The ongoing pandemic has brought about many changes in our work habits, our environments, and our overall well-being, all of which have resulted in the need to develop new skills and strategies for effective team leadership.
In a recent article for MIT’s Sloan Review, Robert Hooijberg and Michael Watkins write that “COVID-19 is accelerating a shift to hybrid work models, which requires a fundamental change in the skills team leaders need to succeed.”
Work Mode
These new strategies can take the form of more frequent check-ins with your team, both one-on-one and in a group. You may, for example, want to schedule time for informal chats at the beginning or end of your meetings to give colleagues a chance to catch up. But, you may also want to make more formal changes to your leadership style, by adopting what Hooijberg and Watkins call a multimodal approach.
Specifically, leaders need to learn how to operate across two distinct modes, which they define as:
- Virtual coordination mode—This means establishing goals, monitoring progress, driving information sharing, and sustaining connections among colleagues working remotely. For example, tasks that involve working interdependently, such as reporting, simple decision-making, and drafting documents can easily be done virtually.
- Face-to-face collaboration mode—This involves the work of fostering deep learning, innovation, acculturation, and dedication. For example, Hooijberg and Watkins write, team efforts to achieve breakthrough innovation, solve complex problems, and manage conflicts are performed more effectively in person.
Role-Playing
Within these modes, Hooijberg and Watkins also identify four specific roles for leaders to consider as they adapt their management techniques:
- Conductor—Ensures team members work together well
- Catalyst—Stimulates collaboration and innovation
- Coach—Helps individual team members achieve peak performance
- Champion—Advocates externally for the team
To be effective in these roles, leaders must also foster meaningful connections and build trust—both internally and externally to the team.

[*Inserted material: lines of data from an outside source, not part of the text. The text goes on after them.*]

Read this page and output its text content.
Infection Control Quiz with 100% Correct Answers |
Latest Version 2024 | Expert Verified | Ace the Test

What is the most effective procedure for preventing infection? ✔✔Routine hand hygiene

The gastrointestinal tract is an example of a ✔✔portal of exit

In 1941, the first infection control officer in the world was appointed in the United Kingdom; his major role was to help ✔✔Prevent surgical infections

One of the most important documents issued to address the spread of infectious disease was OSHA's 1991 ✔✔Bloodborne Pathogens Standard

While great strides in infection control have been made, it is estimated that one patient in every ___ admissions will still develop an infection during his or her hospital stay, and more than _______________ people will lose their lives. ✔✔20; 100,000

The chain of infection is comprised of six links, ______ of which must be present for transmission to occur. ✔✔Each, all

“Many companies did not embrace remote work before the pandemic because they lacked trust in their employees to be productive at home,” they say. “At the same time, there were concerns about managers’ ability to monitor performance. However, building and sustaining trust is essential to multimodal leadership, especially when the team is operating virtually.”
Reserve Forces
Equally important to building trust is cultivating resilience, says Merete Wedell-Wedellsborg in Harvard Business Review. The mental and physical exhaustion brought on by the long arc of the pandemic can wear down your team’s motivation and take many forms, such as pandemic fatigue, mental fog, and work/life imbalance, she says, and cultivating resilience to these challenges within your team calls for yet a different leadership strategy.
Tapping into your team’s reserve of resilience involves three key steps, as defined by Wedell-Wedellsborg:
- Understanding the difference between urgency and importance—This step involves identifying what action needs to be taken now and moving ahead. Avoid the temptation to wait until the pandemic is over to address issues.
- Balancing comfort with containment—This involves paying serious attention to your team’s mental well-being and intervening sooner rather than later to address potential problems. It means providing resources and support as needed.
- Finding new ways to energize yourself and others—This can be done by sharing success stories, shortening meetings, dividing long projects into sprints, and simply communicating, says Wedell-Wedellsborg. Giving team members the confidence and authority to act independently can also provide renewed energy.
“Resilience is the most fundamental quality for navigating through chaos,” Wedell-Wedellsborg says. Toward that end, the leadership strategies described in this article can help you and your team more effectively manage the current array of challenging work situations and prepare for changes to come.